Under the League of Nations, the social sciences and humanities had jointly experienced a flowering of cross-border cooperation, as significant new venues for scholarly cooperation emerged. As the United Nations and a host of new international organizations emerged, a more streamlined brand of social science expert-advisor took over, and many of the surviving “institutes of international affairs”, not least its original flagships in New York and London, were well-situated to meet these demands – with their assemblages of expertise covering newly prominent Cold War fields such as international relations, area studies and development economics.

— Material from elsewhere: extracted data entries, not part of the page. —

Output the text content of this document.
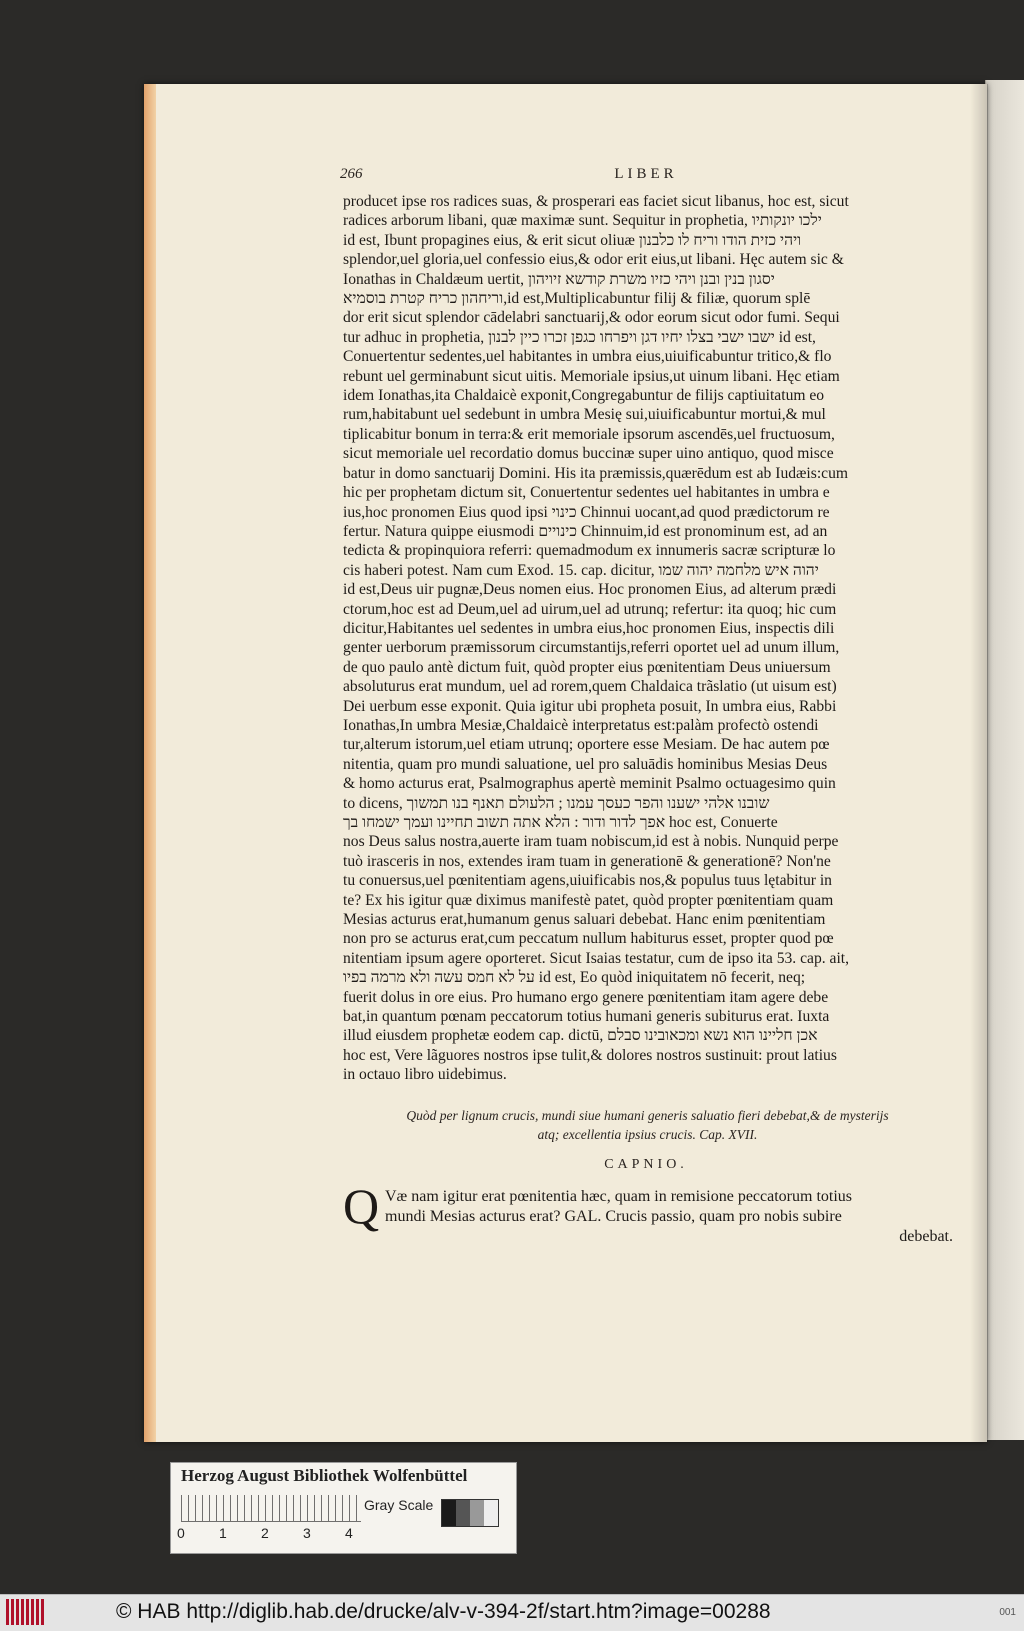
266	LIBER
producet ipse ros radices suas, & prosperari eas faciet sicut libanus, hoc est, sicut
radices arborum libani, quæ maximæ sunt. Sequitur in prophetia, ילכו יונקותיו
id est, Ibunt propagines eius, & erit sicut oliuæ ויהי כזית הודו וריח לו כלבנון
splendor,uel gloria,uel confessio eius,& odor erit eius,ut libani. Hęc autem sic &
Ionathas in Chaldæum uertit, יסגון בנין ובנן ויהי כזיו משרת קודשא זיויהון
וריחהון כריח קטרת בוסמיא,id est,Multiplicabuntur filij & filiæ, quorum splē
dor erit sicut splendor cādelabri sanctuarij,& odor eorum sicut odor fumi. Sequi
tur adhuc in prophetia, ישבו ישבי בצלו יחיו דגן ויפרחו כגפן זכרו כיין לבנון id est,
Conuertentur sedentes,uel habitantes in umbra eius,uiuificabuntur tritico,& flo
rebunt uel germinabunt sicut uitis. Memoriale ipsius,ut uinum libani. Hęc etiam
idem Ionathas,ita Chaldaicè exponit,Congregabuntur de filijs captiuitatum eo
rum,habitabunt uel sedebunt in umbra Mesię sui,uiuificabuntur mortui,& mul
tiplicabitur bonum in terra:& erit memoriale ipsorum ascendēs,uel fructuosum,
sicut memoriale uel recordatio domus buccinæ super uino antiquo, quod misce
batur in domo sanctuarij Domini. His ita præmissis,quærēdum est ab Iudæis:cum
hic per prophetam dictum sit, Conuertentur sedentes uel habitantes in umbra e
ius,hoc pronomen Eius quod ipsi כינוי Chinnui uocant,ad quod prædictorum re
fertur. Natura quippe eiusmodi כינויים Chinnuim,id est pronominum est, ad an
tedicta & propinquiora referri: quemadmodum ex innumeris sacræ scripturæ lo
cis haberi potest. Nam cum Exod. 15. cap. dicitur, יהוה איש מלחמה יהוה שמו
id est,Deus uir pugnæ,Deus nomen eius. Hoc pronomen Eius, ad alterum prædi
ctorum,hoc est ad Deum,uel ad uirum,uel ad utrunq; refertur: ita quoq; hic cum
dicitur,Habitantes uel sedentes in umbra eius,hoc pronomen Eius, inspectis dili
genter uerborum præmissorum circumstantijs,referri oportet uel ad unum illum,
de quo paulo antè dictum fuit, quòd propter eius pœnitentiam Deus uniuersum
absoluturus erat mundum, uel ad rorem,quem Chaldaica trãslatio (ut uisum est)
Dei uerbum esse exponit. Quia igitur ubi propheta posuit, In umbra eius, Rabbi
Ionathas,In umbra Mesiæ,Chaldaicè interpretatus est:palàm profectò ostendi
tur,alterum istorum,uel etiam utrunq; oportere esse Mesiam. De hac autem pœ
nitentia, quam pro mundi saluatione, uel pro saluādis hominibus Mesias Deus
& homo acturus erat, Psalmographus apertè meminit Psalmo octuagesimo quin
to dicens, שובנו אלהי ישענו והפר כעסך עמנו ; הלעולם תאנף בנו תמשוך
אפך לדור ודור : הלא אתה תשוב תחיינו ועמך ישמחו בך hoc est, Conuerte
nos Deus salus nostra,auerte iram tuam nobiscum,id est à nobis. Nunquid perpe
tuò irasceris in nos, extendes iram tuam in generationē & generationē? Non'ne
tu conuersus,uel pœnitentiam agens,uiuificabis nos,& populus tuus lętabitur in
te? Ex his igitur quæ diximus manifestè patet, quòd propter pœnitentiam quam
Mesias acturus erat,humanum genus saluari debebat. Hanc enim pœnitentiam
non pro se acturus erat,cum peccatum nullum habiturus esset, propter quod pœ
nitentiam ipsum agere oporteret. Sicut Isaias testatur, cum de ipso ita 53. cap. ait,
על לא חמס עשה ולא מרמה בפיו id est, Eo quòd iniquitatem nō fecerit, neq;
fuerit dolus in ore eius. Pro humano ergo genere pœnitentiam itam agere debe
bat,in quantum pœnam peccatorum totius humani generis subiturus erat. Iuxta
illud eiusdem prophetæ eodem cap. dictū, אכן חליינו הוא נשא ומכאובינו סבלם
hoc est, Vere lãguores nostros ipse tulit,& dolores nostros sustinuit: prout latius
in octauo libro uidebimus.
Quòd per lignum crucis, mundi siue humani generis saluatio fieri debebat,& de mysterijs
atq; excellentia ipsius crucis. Cap. XVII.
CAPNIO.
Q Væ nam igitur erat pœnitentia hæc, quam in remisione peccatorum totius
mundi Mesias acturus erat? GAL. Crucis passio, quam pro nobis subire
debebat.
Herzog August Bibliothek Wolfenbüttel
0 1 2 3 4
Gray Scale
© HAB http://diglib.hab.de/drucke/alv-v-394-2f/start.htm?image=00288	001
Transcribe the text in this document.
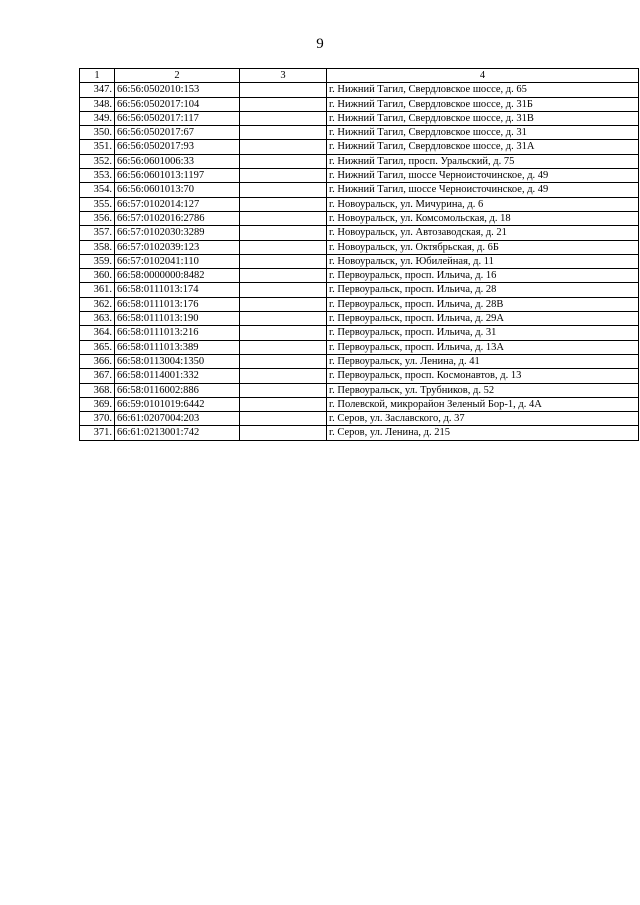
9
1	2	3	4
347.	66:56:0502010:153		г. Нижний Тагил, Свердловское шоссе, д. 65
348.	66:56:0502017:104		г. Нижний Тагил, Свердловское шоссе, д. 31Б
349.	66:56:0502017:117		г. Нижний Тагил, Свердловское шоссе, д. 31В
350.	66:56:0502017:67		г. Нижний Тагил, Свердловское шоссе, д. 31
351.	66:56:0502017:93		г. Нижний Тагил, Свердловское шоссе, д. 31А
352.	66:56:0601006:33		г. Нижний Тагил, просп. Уральский, д. 75
353.	66:56:0601013:1197		г. Нижний Тагил, шоссе Черноисточинское, д. 49
354.	66:56:0601013:70		г. Нижний Тагил, шоссе Черноисточинское, д. 49
355.	66:57:0102014:127		г. Новоуральск, ул. Мичурина, д. 6
356.	66:57:0102016:2786		г. Новоуральск, ул. Комсомольская, д. 18
357.	66:57:0102030:3289		г. Новоуральск, ул. Автозаводская, д. 21
358.	66:57:0102039:123		г. Новоуральск, ул. Октябрьская, д. 6Б
359.	66:57:0102041:110		г. Новоуральск, ул. Юбилейная, д. 11
360.	66:58:0000000:8482		г. Первоуральск, просп. Ильича, д. 16
361.	66:58:0111013:174		г. Первоуральск, просп. Ильича, д. 28
362.	66:58:0111013:176		г. Первоуральск, просп. Ильича, д. 28В
363.	66:58:0111013:190		г. Первоуральск, просп. Ильича, д. 29А
364.	66:58:0111013:216		г. Первоуральск, просп. Ильича, д. 31
365.	66:58:0111013:389		г. Первоуральск, просп. Ильича, д. 13А
366.	66:58:0113004:1350		г. Первоуральск, ул. Ленина, д. 41
367.	66:58:0114001:332		г. Первоуральск, просп. Космонавтов, д. 13
368.	66:58:0116002:886		г. Первоуральск, ул. Трубников, д. 52
369.	66:59:0101019:6442		г. Полевской, микрорайон Зеленый Бор-1, д. 4А
370.	66:61:0207004:203		г. Серов, ул. Заславского, д. 37
371.	66:61:0213001:742		г. Серов, ул. Ленина, д. 215
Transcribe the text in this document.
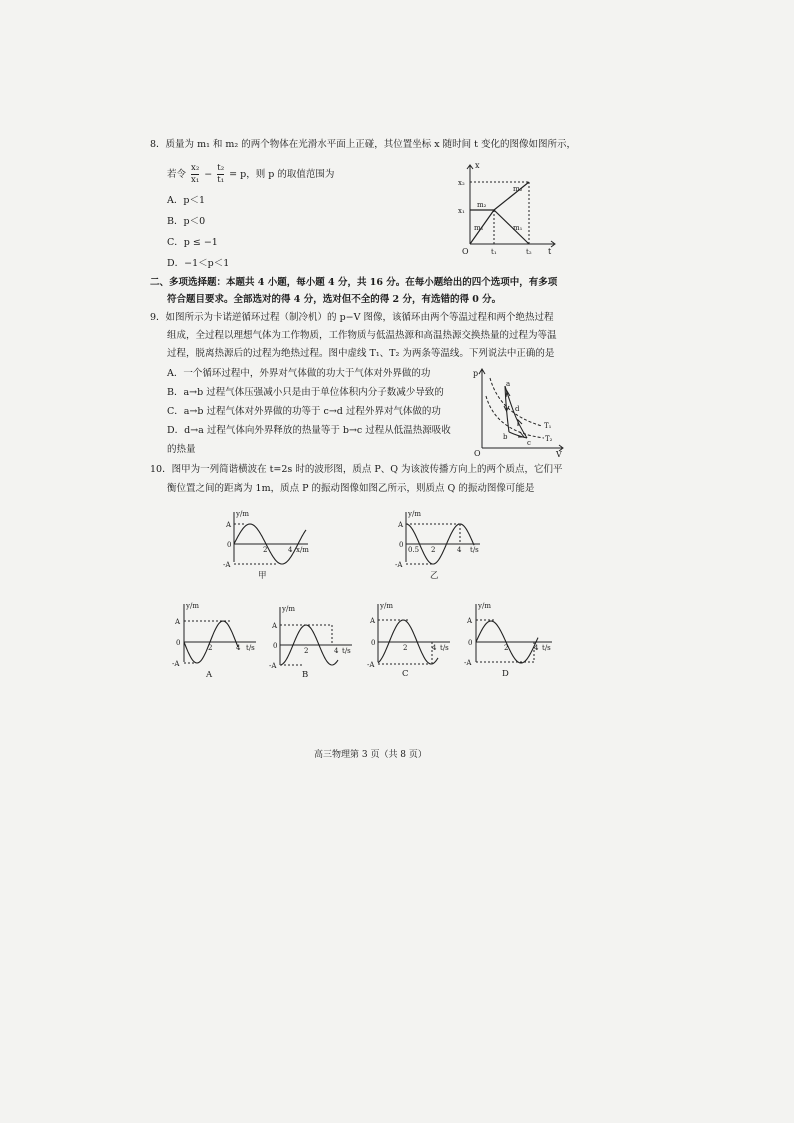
8．质量为 m₁ 和 m₂ 的两个物体在光滑水平面上正碰，其位置坐标 x 随时间 t 变化的图像如图所示，
若令 $\frac{\text{x₂}}{\text{x₁}} - \frac{\text{t₂}}{\text{t₁}} = p$，则 p 的取值范围为
A．p＜1
B．p＜0
C．p ≤ −1
D．−1＜p＜1
O
x
t
x₂
x₁
t₁	t₂
m₂
m₂
m₁	m₁
二、多项选择题：本题共 4 小题，每小题 4 分，共 16 分。在每小题给出的四个选项中，有多项
符合题目要求。全部选对的得 4 分，选对但不全的得 2 分，有选错的得 0 分。
9．如图所示为卡诺逆循环过程（制冷机）的 p−V 图像，该循环由两个等温过程和两个绝热过程
组成，全过程以理想气体为工作物质，工作物质与低温热源和高温热源交换热量的过程为等温
过程，脱离热源后的过程为绝热过程。图中虚线 T₁、T₂ 为两条等温线。下列说法中正确的是
A．一个循环过程中，外界对气体做的功大于气体对外界做的功
B．a→b 过程气体压强减小只是由于单位体积内分子数减少导致的
C．a→b 过程气体对外界做的功等于 c→d 过程外界对气体做的功
D．d→a 过程气体向外界释放的热量等于 b→c 过程从低温热源吸收
的热量	O
p
V
a
b
c
d
T₁
T₂
10．图甲为一列简谐横波在 t=2s 时的波形图，质点 P、Q 为该波传播方向上的两个质点，它们平
衡位置之间的距离为 1m，质点 P 的振动图像如图乙所示，则质点 Q 的振动图像可能是
y/m
x/m
A
-A
0
2	4
甲
y/m
t/s
A
-A
0
0.5 2	4
乙
y/m
t/s
A
-A
0
2	4
A
y/m
t/s
A
-A
0
2	4
B
y/m
t/s
A
-A
0
2	4
C
y/m
t/s
A
-A
0
2	4
D
高三物理第 3 页（共 8 页）
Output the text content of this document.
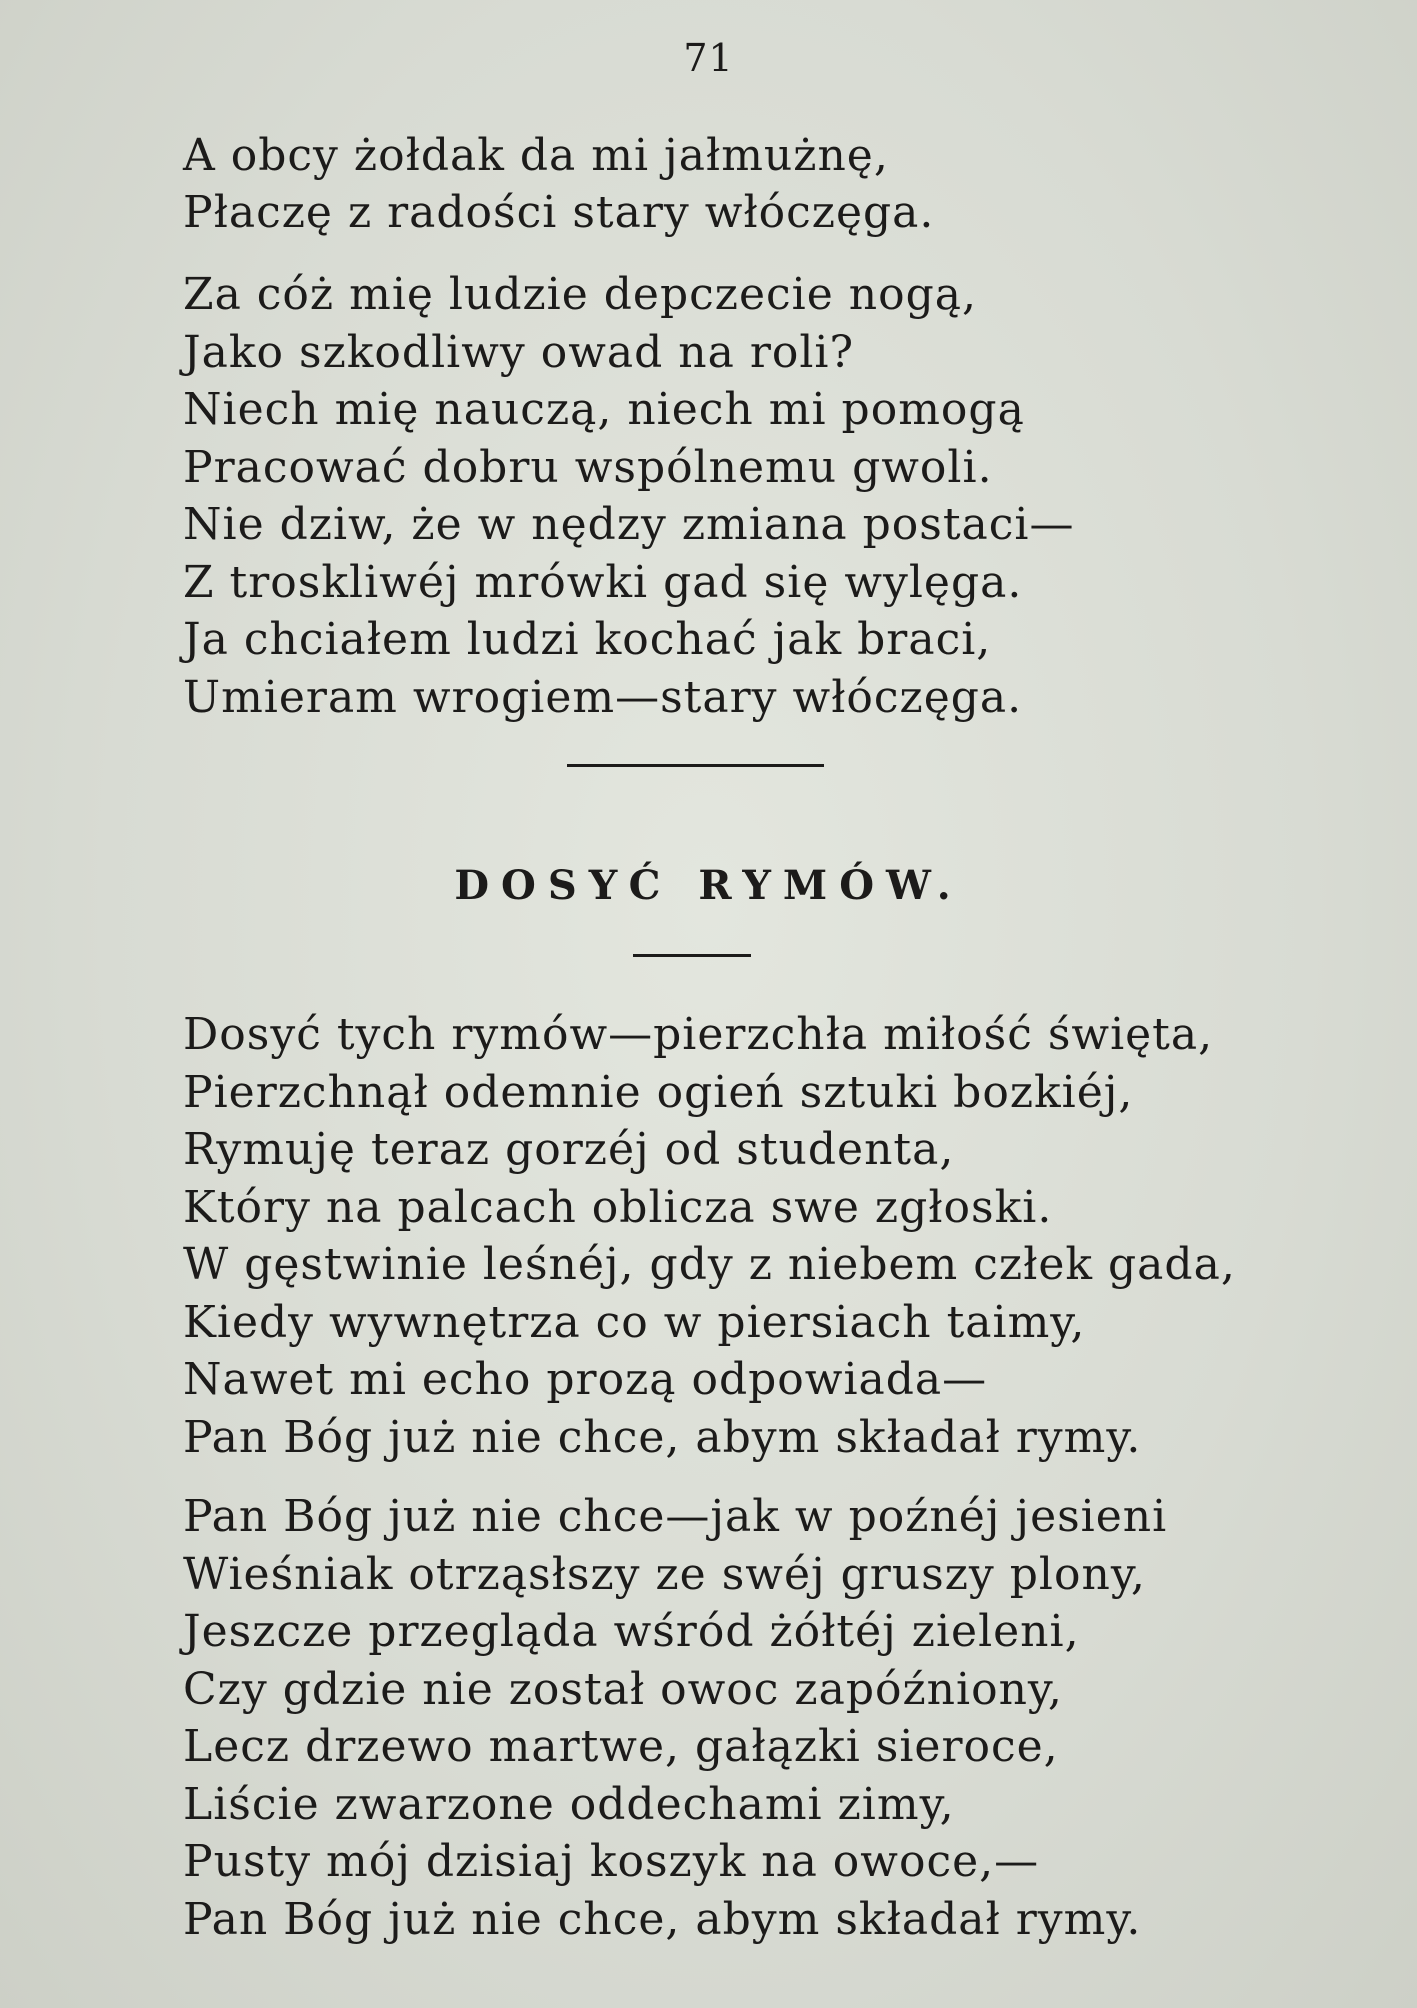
71
A obcy żołdak da mi jałmużnę,
Płaczę z radości stary włóczęga.
Za cóż mię ludzie depczecie nogą,
Jako szkodliwy owad na roli?
Niech mię nauczą, niech mi pomogą
Pracować dobru wspólnemu gwoli.
Nie dziw, że w nędzy zmiana postaci—
Z troskliwéj mrówki gad się wylęga.
Ja chciałem ludzi kochać jak braci,
Umieram wrogiem—stary włóczęga.
DOSYĆ RYMÓW.
Dosyć tych rymów—pierzchła miłość święta,
Pierzchnął odemnie ogień sztuki bozkiéj,
Rymuję teraz gorzéj od studenta,
Który na palcach oblicza swe zgłoski.
W gęstwinie leśnéj, gdy z niebem człek gada,
Kiedy wywnętrza co w piersiach taimy,
Nawet mi echo prozą odpowiada—
Pan Bóg już nie chce, abym składał rymy.
Pan Bóg już nie chce—jak w poźnéj jesieni
Wieśniak otrząsłszy ze swéj gruszy plony,
Jeszcze przegląda wśród żółtéj zieleni,
Czy gdzie nie został owoc zapóźniony,
Lecz drzewo martwe, gałązki sieroce,
Liście zwarzone oddechami zimy,
Pusty mój dzisiaj koszyk na owoce,—
Pan Bóg już nie chce, abym składał rymy.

Decades after the Institute of Economics and History had shut its doors, the model of the international affairs institute born at the Paris Peace Conference in 1919 was still being re-adapted worldwide: Its own Danish forerunner long forgotten, yet still consciously modelled on the sister institutes in Stockholm (UI) and Oslo (NUPI) that had outlived it by far, the first “proper” Danish Institute for International Studies would finally see the light of day in 2003, set up by political decree as an “independent research institution for international studies” financed by the Danish state.

 

 

References:    

[1] Søren Friis (2016) “Social Science Diplomacy: Dimensions of Transnational Networking at Denmark’s First International Studies Think-Tank”. Working paper presented at the APH 4th International PhD Conference, Aarhus University, June 2016.

[2] Daniel Laqua (2011) “Transnational intellectual cooperation, the League of Nations, and the problem of order”, in Journal of Global History 6, 223-47.

[3] Michael Riemens (2011) “International academic cooperation on international relations in the interwar period: the International Studies Conference”, in Review of International Studies, 37 (2), 911-28.

[4] Katharina Rietzler (2011) “Experts for Peace: Structures and Motivations of Philanthropic Internationalism in the Interwar Years”, in Daniel Laqua (ed.) Internationalism Reconfigured: Transnational Ideas and Movements between the World Wars, 45-65. London: I.B. Tauris.

[5] The Rockefeller Foundation Annual Report 1938, p. 264.

[6] The Rockefeller Foundation Annual Report 1936, p. 249. Annual financial statements in Årbog for Københavns Universitet (Yearbook of the University of Copenhagen) and reports by IHS in Økonomi og Politik, vols. 1-34, were also consulted.

[7] David Long (2006) “Who killed the International Studies Conference?”, in Review of International Studies, 32 (4), 603-22.